Le chef économiste de l'institution chargée des politiques monétaires a proposé d'imposer davantage les plus aisés et les grandes entreprises afin d'aider ceux qui souffrent le plus de l'inflation et d'éviter de creuser les déficits publics.
Une contribution de plus au débat sur la fiscalité et les superprofits qui agite l’Union européenne, alors que l’Assemblée nationale française poursuit ses auditions des patrons de grandes entreprises dans le cadre de sa «mission flash» dédiée. Dans une interview au quotidien autrichien Der Standard publiée le 27 septembre, le chef économiste de la Banque centrale européenne (BCE) Philip Lane a plaidé en faveur d’une taxation des hauts revenus ou des superprofits de certaines entreprises pour financer les aides aux plus démunis face à l’inflation, en évitant ainsi de creuser les déficits publics.
«Les gouvernements devraient soutenir les revenus et la consommation des ménages et des entreprises qui souffrent le plus [de l’inflation]», a ainsi déclaré Philip Lane, membre du conseil des gouverneurs de l’institut monétaire, justifiant son point de vue par des raisons à la fois macroéconomiques et d’équité.
«La grande question est de savoir si une partie de ce soutien doit être financée par des hausses d’impôts pour les mieux nantis», a-t-il développé, estimant que «cela pourrait prendre la forme d’une hausse des impôts sur les hauts revenus ou sur les industries et les entreprises qui sont très rentables malgré le choc énergétique».
«Si vous soutenez ceux qui sont dans le besoin en augmentant les impôts, cela a moins d’effet sur l’inflation que si vous augmentez les déficits», a encore développé Philip Lane. La BCE prône des aides ciblées des Etats afin de protéger les ménages de l’impact de l’inflation, comme l’a déclaré le 26 septembre sa présidente Christine Lagarde devant le Parlement européen.
L’idée de taxer les plus aisés fait déjà son chemin au sein de la zone euro : le 22 septembre, le gouvernement espagnol a ainsi annoncé qu’il envisageait d’instaurer un impôt temporaire (sur deux ans) et exceptionnel pour les 1% de citoyens les plus riches de la population, afin de financer les mesures mises en place pour atténuer l’impact de l’inflation.
Le gouvernement français divisé sur le sujet
La France n’est pas allée aussi loin : le projet de loi de finances pour 2023 mise sur le bouclier tarifaire pour contenir la hausse des prix, tandis que le ministre de l’Economie Bruno Le Maire a fait preuve d’une opposition constante à toute nouvelle taxe, affirmant «ignorer ce qu’est un superprofit» fin août.
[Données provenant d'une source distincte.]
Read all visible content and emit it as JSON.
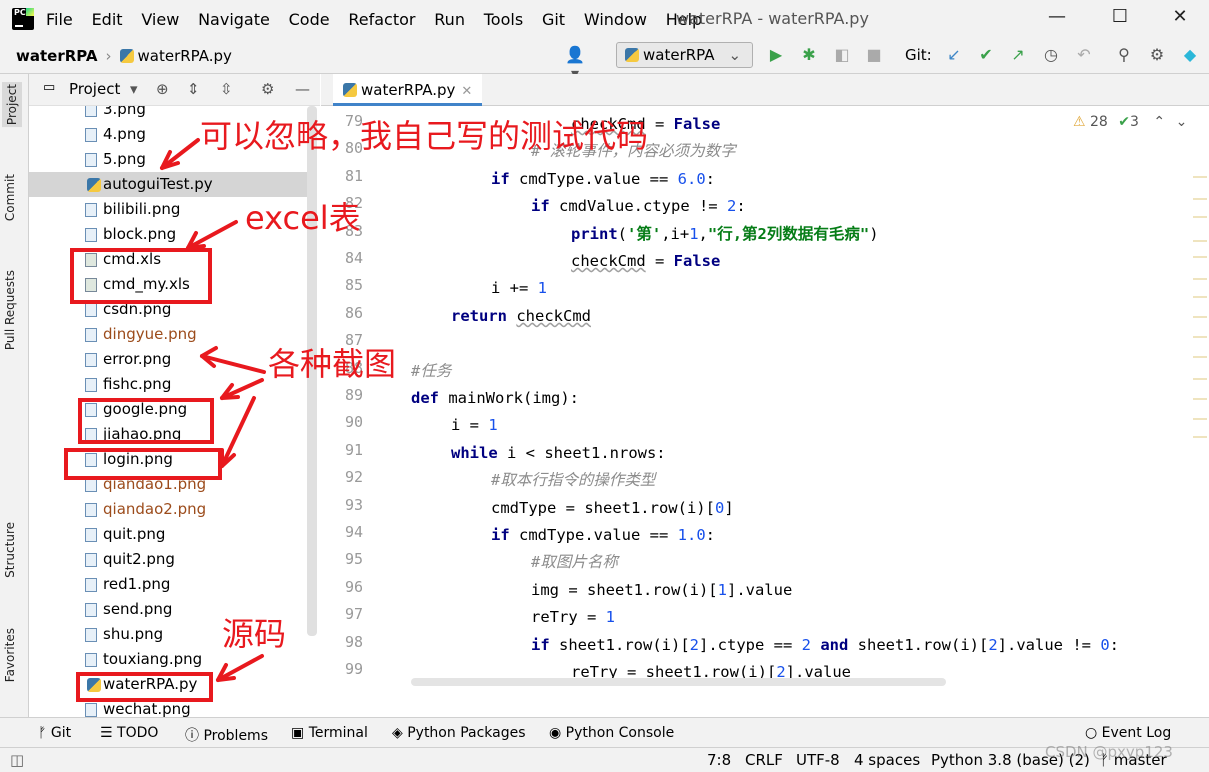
{
  "menu": [
    "File",
    "Edit",
    "View",
    "Navigate",
    "Code",
    "Refactor",
    "Run",
    "Tools",
    "Git",
    "Window",
    "Help"
  ],
  "window_title": "waterRPA - waterRPA.py",
  "breadcrumb": {
    "project": "waterRPA",
    "file": "waterRPA.py"
  },
  "run_config": "waterRPA",
  "git_label": "Git:",
  "side_tools": [
    "Project",
    "Commit",
    "Pull Requests",
    "Structure",
    "Favorites"
  ],
  "project_panel": {
    "title": "Project"
  },
  "tree": [
    {
      "name": "3.png",
      "status": "normal"
    },
    {
      "name": "4.png",
      "status": "normal"
    },
    {
      "name": "5.png",
      "status": "normal"
    },
    {
      "name": "autoguiTest.py",
      "status": "normal",
      "selected": true
    },
    {
      "name": "bilibili.png",
      "status": "normal"
    },
    {
      "name": "block.png",
      "status": "normal"
    },
    {
      "name": "cmd.xls",
      "status": "normal"
    },
    {
      "name": "cmd_my.xls",
      "status": "normal"
    },
    {
      "name": "csdn.png",
      "status": "normal"
    },
    {
      "name": "dingyue.png",
      "status": "modified"
    },
    {
      "name": "error.png",
      "status": "normal"
    },
    {
      "name": "fishc.png",
      "status": "normal"
    },
    {
      "name": "google.png",
      "status": "normal"
    },
    {
      "name": "jiahao.png",
      "status": "normal"
    },
    {
      "name": "login.png",
      "status": "normal"
    },
    {
      "name": "qiandao1.png",
      "status": "modified"
    },
    {
      "name": "qiandao2.png",
      "status": "modified"
    },
    {
      "name": "quit.png",
      "status": "normal"
    },
    {
      "name": "quit2.png",
      "status": "normal"
    },
    {
      "name": "red1.png",
      "status": "normal"
    },
    {
      "name": "send.png",
      "status": "normal"
    },
    {
      "name": "shu.png",
      "status": "normal"
    },
    {
      "name": "touxiang.png",
      "status": "normal"
    },
    {
      "name": "waterRPA.py",
      "status": "normal"
    },
    {
      "name": "wechat.png",
      "status": "normal"
    }
  ],
  "editor_tab": "waterRPA.py",
  "inspections": {
    "warnings": "28",
    "ok": "3"
  },
  "line_numbers": [
    "79",
    "80",
    "81",
    "82",
    "83",
    "84",
    "85",
    "86",
    "87",
    "88",
    "89",
    "90",
    "91",
    "92",
    "93",
    "94",
    "95",
    "96",
    "97",
    "98",
    "99"
  ],
  "code_lines": [
    "checkCmd = False",
    "# 滚轮事件，内容必须为数字",
    "if cmdType.value == 6.0:",
    "if cmdValue.ctype != 2:",
    "print('第',i+1,\"行,第2列数据有毛病\")",
    "checkCmd = False",
    "i += 1",
    "return checkCmd",
    "",
    "#任务",
    "def mainWork(img):",
    "i = 1",
    "while i < sheet1.nrows:",
    "#取本行指令的操作类型",
    "cmdType = sheet1.row(i)[0]",
    "if cmdType.value == 1.0:",
    "#取图片名称",
    "img = sheet1.row(i)[1].value",
    "reTry = 1",
    "if sheet1.row(i)[2].ctype == 2 and sheet1.row(i)[2].value != 0:",
    "reTry = sheet1.row(i)[2].value"
  ],
  "annotations": {
    "ignore": "可以忽略，我自己写的测试代码",
    "excel": "excel表",
    "screenshots": "各种截图",
    "source": "源码"
  },
  "tool_windows": [
    "Git",
    "TODO",
    "Problems",
    "Terminal",
    "Python Packages",
    "Python Console",
    "Event Log"
  ],
  "status": {
    "position": "7:8",
    "line_sep": "CRLF",
    "encoding": "UTF-8",
    "indent": "4 spaces",
    "interpreter": "Python 3.8 (base) (2)",
    "branch": "master",
    "watermark": "CSDN @pxyp123"
  }
}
Alors que les partis de gauche ont présenté le 21 septembre un texte de loi en vue d’obtenir un référendum d’initiative partagée sur la taxation des «superprofits», en proposant une contribution exceptionnelle des grandes entreprises jusqu’en 2025, il a dénoncé sur France Inter, ce 27 septembre également, un projet de «taxation permanente [qui] concerne quasiment toutes les grandes entreprises du CAC 40 et beaucoup d’entreprises de tailles intermédiaires».
Divisé sur la question, le gouvernement préférerait trouver une solution à l’échelle de l’UE : Emmanuel Macron avait ainsi évoqué le 5 septembre un «mécanisme de contribution» européen. Si les discussions n’aboutissaient pas au niveau européen, «nous serions obligés de la regarder au niveau national», avait alors ajouté le président de la République.
Sorti de l’Union Européenne, le Royaume-Uni a lui présenté le 23 septembre un plan de relance de l’économie qui associe des dépenses publiques conséquentes et des baisses d’impôts massives bénéficiant particulièrement aux plus aisés, sur fond de chute record de la livre sterling.